Explaining CFDs, part 2

The last time, we had a basic outline of what Contracts for difference (CFDs) are. This time around, we want to give a bit of a background to where CFDs came from. This will hopefully give more context as to why they are so popular.

The history of CFD use

As we mentioned last time, CFDs are more popular in Europe. This is partly because that’s where they originate from. Specifically, they have origins in London. This was in the 90s, from UBS Warburg and Trafalgar House.

They originally started off in hedge funds. The margin that people had to pay on these derivatives was small, so they seemed like a great, worthwhile investment.

They eventually made their way to retail traders as the 90s progressed. They also arose as the internet was becoming immensely popular. Since these sorts of derivatives were so accessible, the rise of the internet only boosted their popularity. People could look into basically any financial market and use CFDs to help them benefit from them. However, they were also highly unregulated, as with many such derivatives. This is why the USA did not allow people to trade in such derivatives.

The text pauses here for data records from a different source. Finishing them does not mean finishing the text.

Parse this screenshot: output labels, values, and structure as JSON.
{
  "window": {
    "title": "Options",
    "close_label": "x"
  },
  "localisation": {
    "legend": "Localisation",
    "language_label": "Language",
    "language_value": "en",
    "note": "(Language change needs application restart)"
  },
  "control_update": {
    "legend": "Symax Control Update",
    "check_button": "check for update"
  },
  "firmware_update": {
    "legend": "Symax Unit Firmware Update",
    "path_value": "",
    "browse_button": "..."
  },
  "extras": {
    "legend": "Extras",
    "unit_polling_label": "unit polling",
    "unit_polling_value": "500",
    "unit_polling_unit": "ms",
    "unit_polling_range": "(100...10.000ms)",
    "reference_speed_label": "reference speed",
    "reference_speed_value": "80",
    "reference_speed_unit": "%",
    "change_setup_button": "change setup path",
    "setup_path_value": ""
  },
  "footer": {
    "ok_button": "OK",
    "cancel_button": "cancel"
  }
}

They grew all over the world, and are now even in Australia.

Over time, people in these markets have moved increasingly further from traditional trading methods. This includes using hedge fund managers to help deal with their investments. These sorts of trades had become too slow on profits. They were only really useful for keeping up with inflation.

With CFDs, that use is a lot easier to get around. People can possibly make far greater profits than they would otherwise. However, as we said though, the market is unregulated. This means that the losses one can make are far higher. This is especially true when trading with leverage.